Le 12 août 2026, les commissions des Finances et du Budget de la Chambre des députés argentine ont approuvé un projet de réforme de la charte organique de la Banque centrale (BCRA), interdisant le financement du Trésor et éliminant les lettres non transférables. Le débat a été marqué par des propos controversés de l'économiste Miguel Boggiano, qui a offensé les alliés du PRO et de l'UCR, provoquant des excuses et menaçant l'accord. Le vote en séance plénière est prévu le 26 août.

Un pas décisif vers l'indépendance monétaire

Le 12 août 2026, les commissions des Finances et du Budget et des Affaires fiscales de la Chambre des députés argentine ont émis un avis majoritaire qui ouvre la voie à l'une des réformes les plus ambitieuses du gouvernement : la modification de la charte organique de la Banque centrale de la République argentine (BCRA). L'initiative a recueilli 42 signatures sur 73 députés présents et a été soutenue par La Libertad Avanza, le PRO, l'UCR, Producción y Trabajo, Independencia et Innovación Federal.

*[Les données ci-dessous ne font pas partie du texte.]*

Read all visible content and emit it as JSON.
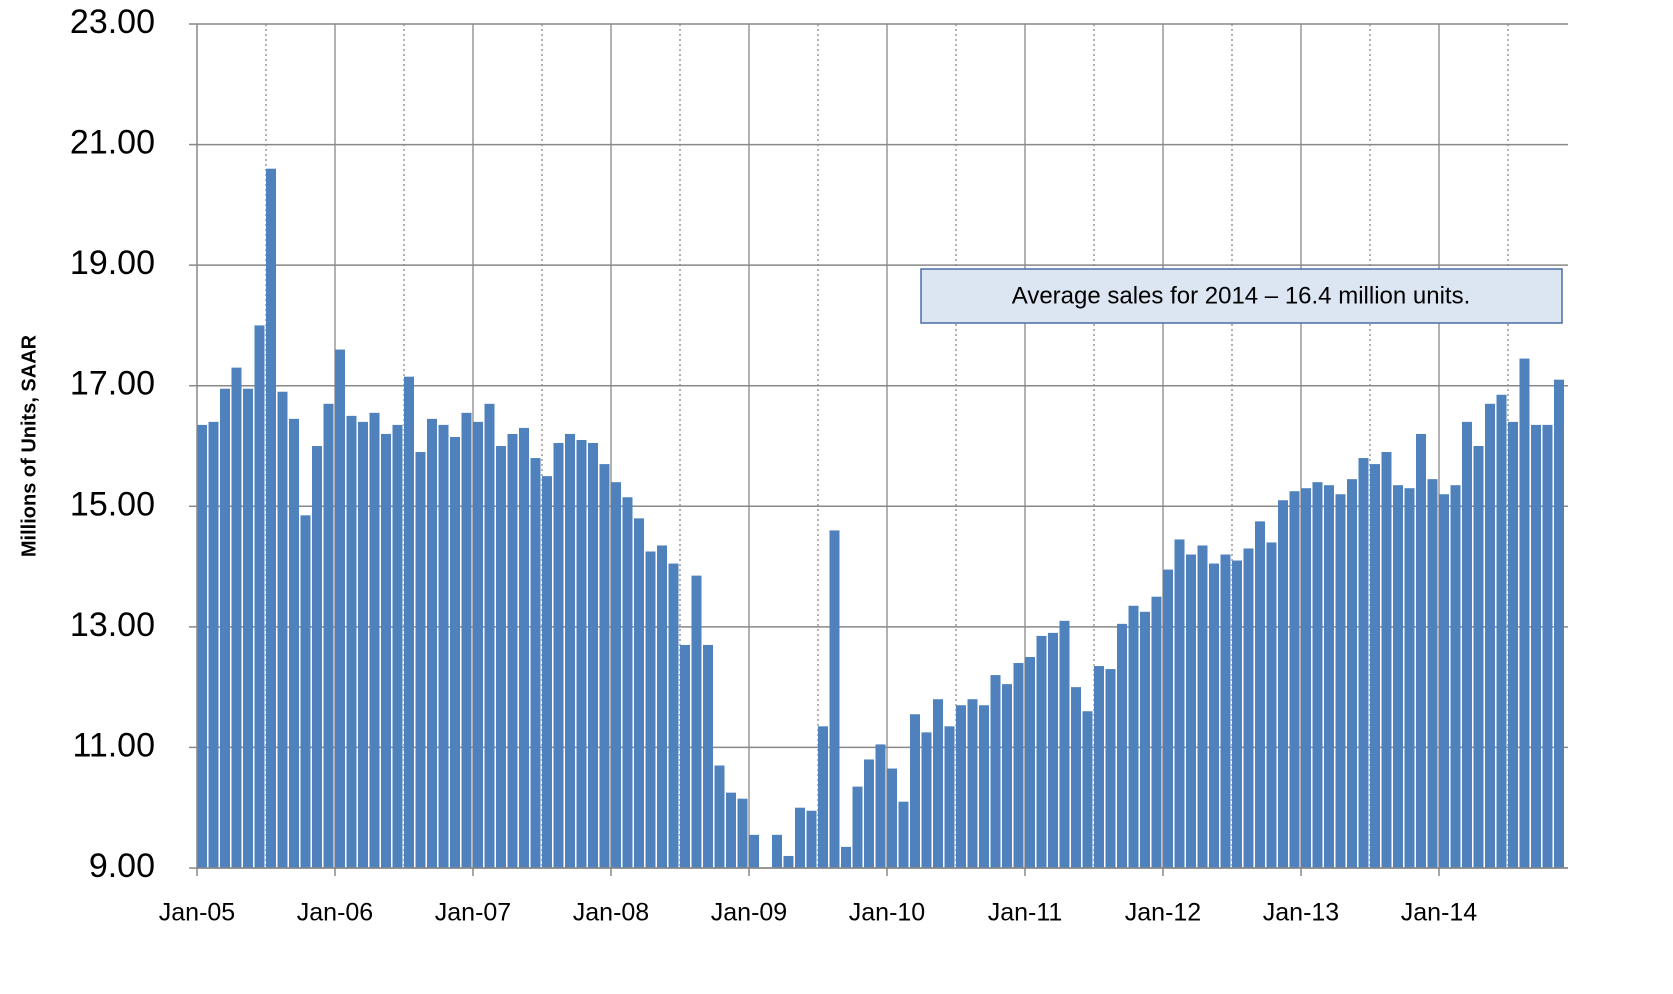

Le projet pourra être débattu en séance plénière le 26 août 2026, jour où l'on prévoit également d'examiner le projet de réforme appelé Inocencia Fiscal II. La réforme vise à instaurer un changement de paradigme dans la politique monétaire du pays.

Les axes de la nouvelle charte organique

  • Objectif unique : Préserver la valeur de la monnaie. Les objectifs d'emploi et de développement économique introduits en 2012 sont supprimés.
  • Fin du déficit monétisé : Interdiction du financement direct ou indirect du Trésor. Les avances transitoires et l'achat direct de titres publics sur le marché primaire sont éliminés.
  • Fin des lettres non transférables : Ces instruments de dette historiquement utilisés pour équilibrer les bilans sont supprimés.
  • Distribution des bénéfices : Les résultats de la BCRA devront être prioritairement affectés à l'absorption des pertes accumulées, à la reconstitution du patrimoine ou à l'annulation de la dette publique.
  • Protection des autorités : La destitution du président et du conseil d'administration nécessitera une cause grave et une majorité des deux tiers des deux chambres du Congrès.

Qu'est-ce que les avances transitoires et les lettres non transférables ?

Pour comprendre la portée de la réforme, il est essentiel de définir certains concepts :

Avances transitoires : Ce sont des prêts que la BCRA accordait au Trésor national pour couvrir des manques de trésorerie. Bien qu'ils devaient être remboursés à court terme, ils sont historiquement devenus une machine à imprimer de la monnaie, alimentant l'inflation.

Lettres non transférables : Des instruments de dette émis par le Trésor que la BCRA finissait par absorber. Ils fonctionnaient comme un financement déguisé et ne pouvaient pas être vendus sur le marché.

Avec l'interdiction de ces deux mécanismes, le gouvernement cherche à protéger l'émission monétaire des urgences fiscales de la politique.

Le « crossover » en plénière : Boggiano, le PRO et le retrait d'Unión por la Patria

La journée parlementaire n'a pas été exempte de tensions et de couleurs. La plénière est devenue le théâtre de vifs échanges lorsque le gouvernement a invité des économistes de haut profil médiatique : Miguel Boggiano, Héctor Rubini, Ramiro Castiñeira, Aldo Abram et Claudio Zuchovicki.

L'intervention de Miguel Boggiano a déclenché la tempête. L'économiste a attaqué plusieurs gouvernements passés, accusant les « démocrates, radicaux, péronistes, développistes, militaires, kirchnéristes et macristes » d'utiliser la BCRA « pour escroquer systématiquement la société argentine ». Ces propos ont provoqué une réaction rapide des alliés du gouvernement, qui se sont sentis visés.

Le député du PRO, Fernando de Andreis, a exigé des excuses formelles et a menacé de ne pas signer l'avis. La situation a obligé la députée libertarienne Silvana Giudici et le président de la commission, « Bertie » Benegas Lynch, à présenter des excuses à plusieurs reprises pour éviter l'effondrement de l'accord. Selon des médias comme LA NACION, le président de la Chambre basse, Martín Menem, a exprimé son indignation face à la maladresse d'avoir permis ces attaques contre les partenaires de la coalition.

Du côté de l'opposition, Unión por la Patria a également connu un moment de tension. Le député Itai Hagman a critiqué la convocation en déclarant que « on dirait des panélistes de la chaîne de streaming Carajo ». Finalement, le bloc péroniste s'est retiré de la plénière en signe de rejet de la dynamique du débat. Le député du MID, Eduardo Falcone, a décidé de ne pas signer l'avis en signe de désaccord avec les expositions.